The semiconductor laser revolution
PCSELs (Photonic Crystal Surface-Emitting Lasers) are a new type of semiconductor laser that offers a unique combination of advantages: high power, a wide range of wavelengths, and lower manufacturing costs. Because they are made using similar processes as existing lasers, and are easily integrated into electronic devices, they have the potential to improve a wide variety of domestic and industrial applications.
Vector Photonics is at the forefront of the new and developing PCSEL technology. The company’s initial focus is on optical communications, where PCSELs can transmit data through high power, low divergence, surface-emitting lasers. However, the company is also looking at plastic and metal printing applications with LiDAR, mobile consumer and sensing applications close behind.
EELs compromise
cost and ease of assembly
EEL Lasers (Edge Emitting Lasers) have been in production for more than 40 years, where they have proven their reliability and longevity in telecoms and data systems.
FP (Fabry-Perot) and DFB (Distributed Feedback) lasers are both types of legacy, semiconductor EELs. EELs offer high levels of single-mode performance, both from optical spectrum range and power perspectives. However, EELs have two significant disadvantages. The first disadvantage is that they must be precisely aligned and handled to be integrated into systems. This is because single-mode light is emitted from the edge, not the front, meaning the lasers must be precisely aligned within subassemblies to re-direct the light into the correct direction for optical fibres or free space. The second disadvantage is that they require complex manufacturing and testing processes. The semiconductor wafers must be split into bars and finished on each side with reflective coatings. Each laser must be tested at bar level before being ‘singulated’ into individual laser devices for system integration. These multiple processing and testing steps increase cost and reduce yield.
VCSELs compromise
wavelength range and power
VCSELs (Vertical Cavity Surface Emitting Lasers) were first produced in the early 1990’s. They have limited operational wavelengths due to the manufacturing challenges caused by the various material systems required for multi-wavelength operation.
A VCSEL is produced by having two Bragg stacks above and below the active region of the laser.

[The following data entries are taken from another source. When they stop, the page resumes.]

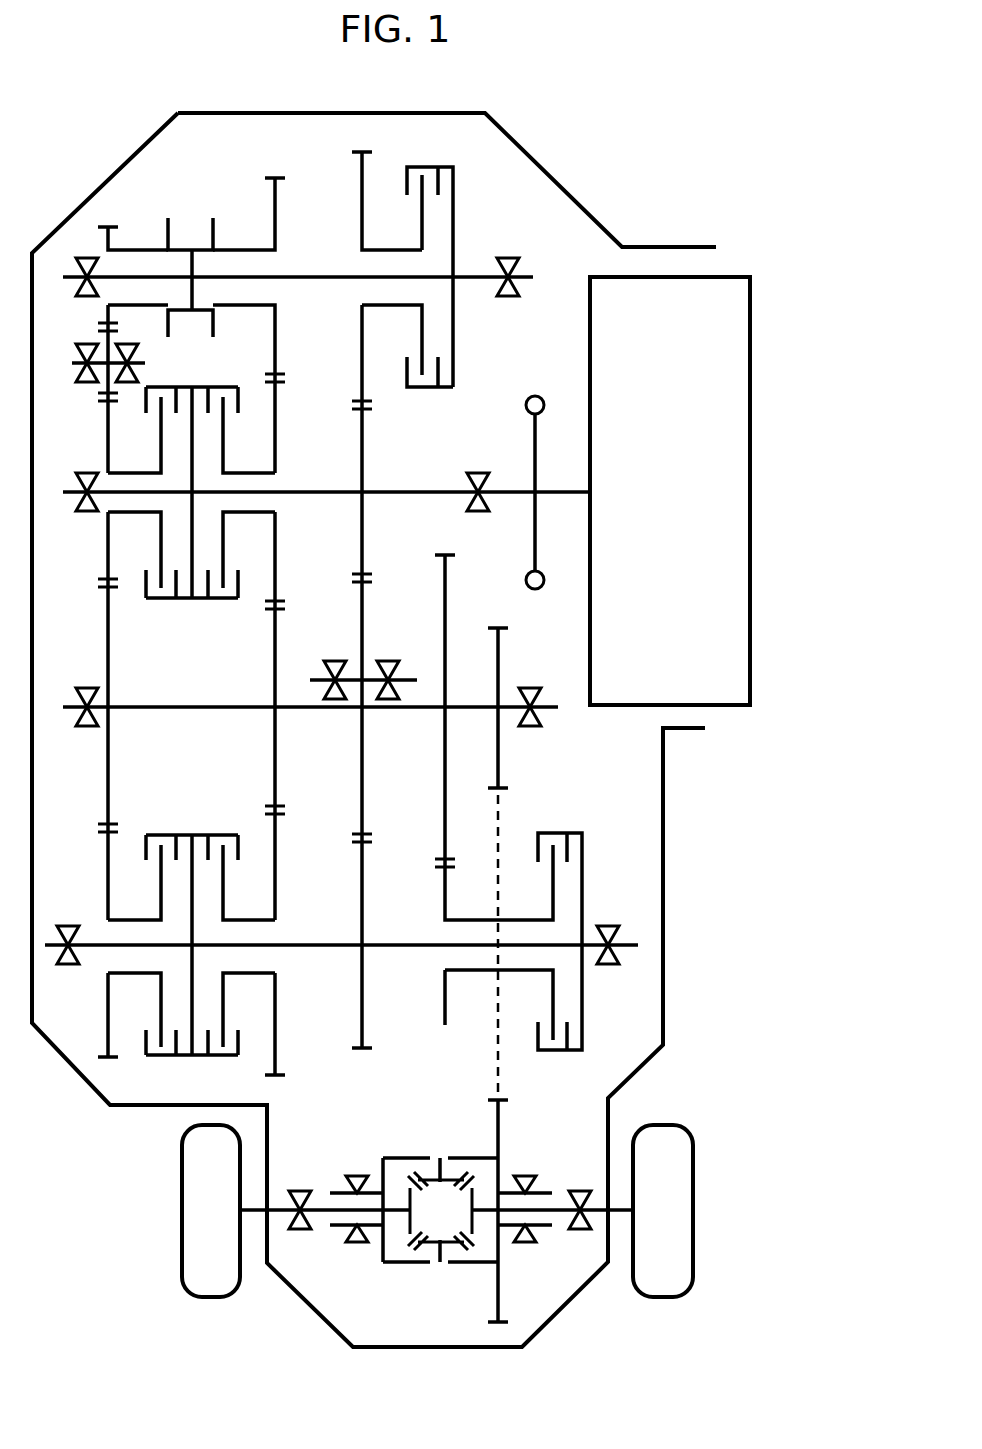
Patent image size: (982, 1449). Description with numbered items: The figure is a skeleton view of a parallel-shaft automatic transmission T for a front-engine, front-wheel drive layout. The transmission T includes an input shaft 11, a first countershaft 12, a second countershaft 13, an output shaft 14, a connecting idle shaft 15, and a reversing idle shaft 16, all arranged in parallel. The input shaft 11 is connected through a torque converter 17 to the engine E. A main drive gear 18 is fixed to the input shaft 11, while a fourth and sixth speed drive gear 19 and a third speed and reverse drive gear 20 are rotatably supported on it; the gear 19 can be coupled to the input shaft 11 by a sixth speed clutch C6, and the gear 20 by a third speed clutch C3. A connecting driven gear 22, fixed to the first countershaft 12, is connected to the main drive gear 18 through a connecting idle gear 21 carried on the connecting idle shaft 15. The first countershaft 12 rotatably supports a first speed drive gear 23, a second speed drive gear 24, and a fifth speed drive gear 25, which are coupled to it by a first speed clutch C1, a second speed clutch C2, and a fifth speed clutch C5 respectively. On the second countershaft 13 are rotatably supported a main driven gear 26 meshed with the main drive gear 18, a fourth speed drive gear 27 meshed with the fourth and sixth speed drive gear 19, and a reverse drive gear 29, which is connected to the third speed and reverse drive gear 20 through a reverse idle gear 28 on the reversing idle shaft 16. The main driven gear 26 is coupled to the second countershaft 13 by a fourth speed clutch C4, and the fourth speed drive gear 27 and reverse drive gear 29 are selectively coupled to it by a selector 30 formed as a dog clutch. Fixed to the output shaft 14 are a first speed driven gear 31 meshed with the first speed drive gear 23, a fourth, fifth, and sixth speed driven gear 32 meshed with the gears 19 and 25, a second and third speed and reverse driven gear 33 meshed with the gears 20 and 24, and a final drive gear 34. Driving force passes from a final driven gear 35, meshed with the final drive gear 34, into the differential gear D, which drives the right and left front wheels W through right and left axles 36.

The parallel-shaft automatic transmission T is at (504, 195).
The engine E is at (661, 505).
The front wheels W is at (185, 1205).
The differential gear D is at (414, 1144).
The input shaft 11 is at (383, 490).
The first countershaft 12 is at (370, 943).
The second countershaft 13 is at (340, 275).
The output shaft 14 is at (468, 706).
The connecting idle shaft 15 is at (368, 678).
The reversing idle shaft 16 is at (97, 326).
The torque converter 17 is at (540, 447).
The main drive gear 18 is at (352, 405).
The fourth and sixth speed drive gear 19 is at (285, 376).
The third speed and reverse drive gear 20 is at (98, 397).
The connecting idle gear 21 is at (372, 580).
The connecting driven gear 22 is at (372, 838).
The first speed drive gear 23 is at (455, 865).
The second speed drive gear 24 is at (98, 830).
The fifth speed drive gear 25 is at (285, 810).
The main driven gear 26 is at (366, 150).
The fourth speed drive gear 27 is at (268, 175).
The reverse idle gear 28 is at (95, 338).
The reverse drive gear 29 is at (112, 224).
The selector 30 is at (182, 240).
The first speed driven gear 31 is at (450, 555).
The fourth, fifth, and sixth speed driven gear 32 is at (285, 605).
The second and third speed and reverse driven gear 33 is at (98, 585).
The final drive gear 34 is at (503, 628).
The final driven gear 35 is at (495, 1098).
The axles 36 is at (318, 1205).
The first speed clutch C1 is at (560, 822).
The second speed clutch C2 is at (172, 828).
The third speed clutch C3 is at (165, 607).
The fourth speed clutch C4 is at (427, 158).
The fifth speed clutch C5 is at (213, 828).
The sixth speed clutch C6 is at (210, 607).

The Bragg stack comprises layers of two materials of differing refractive index ‘grown’ on top of one another. The number of layers, and therefore periods and the refractive index contrast, gives rise to the reflectivity. A high number of periods gives high reflectivity, and high index contrast increases reflectivity per layer.
The VCSEL grating structure also has inherent limitations to the single mode, power levels that can be produced. So, although VCSELs can achieve high speeds and can be produced cost-effectively, their limited single mode performance makes them unsuitable for high-speed datacoms and long-distance telecoms. These limitations also restrict their use in sensing applications to relatively short distances.
Why 1310nm and 1550nm wavelengths are critical in fibre optics.
Single-mode, fibre optic cables have two wavelength windows which offer high performance for different applications. These occur at 1310nm, the optimal datacoms transmission wavelength and at 1550nm, the optimal telecoms transmission wavelength.
At 1310nm, dispersion in a single-mode, fibre-optic cable is at its minimum. This means a pulse of light transmitted through the fibre will arrive at its destination at mostly the same time and relatively intact. This is important because this intrinsically low dispersion transmission puts less demand on a semiconductor laser for coherence. The downside is that there is greater attenuation, or power loss, in the cable at this wavelength, hence 1310nm is used in datacoms applications where distances are shorter.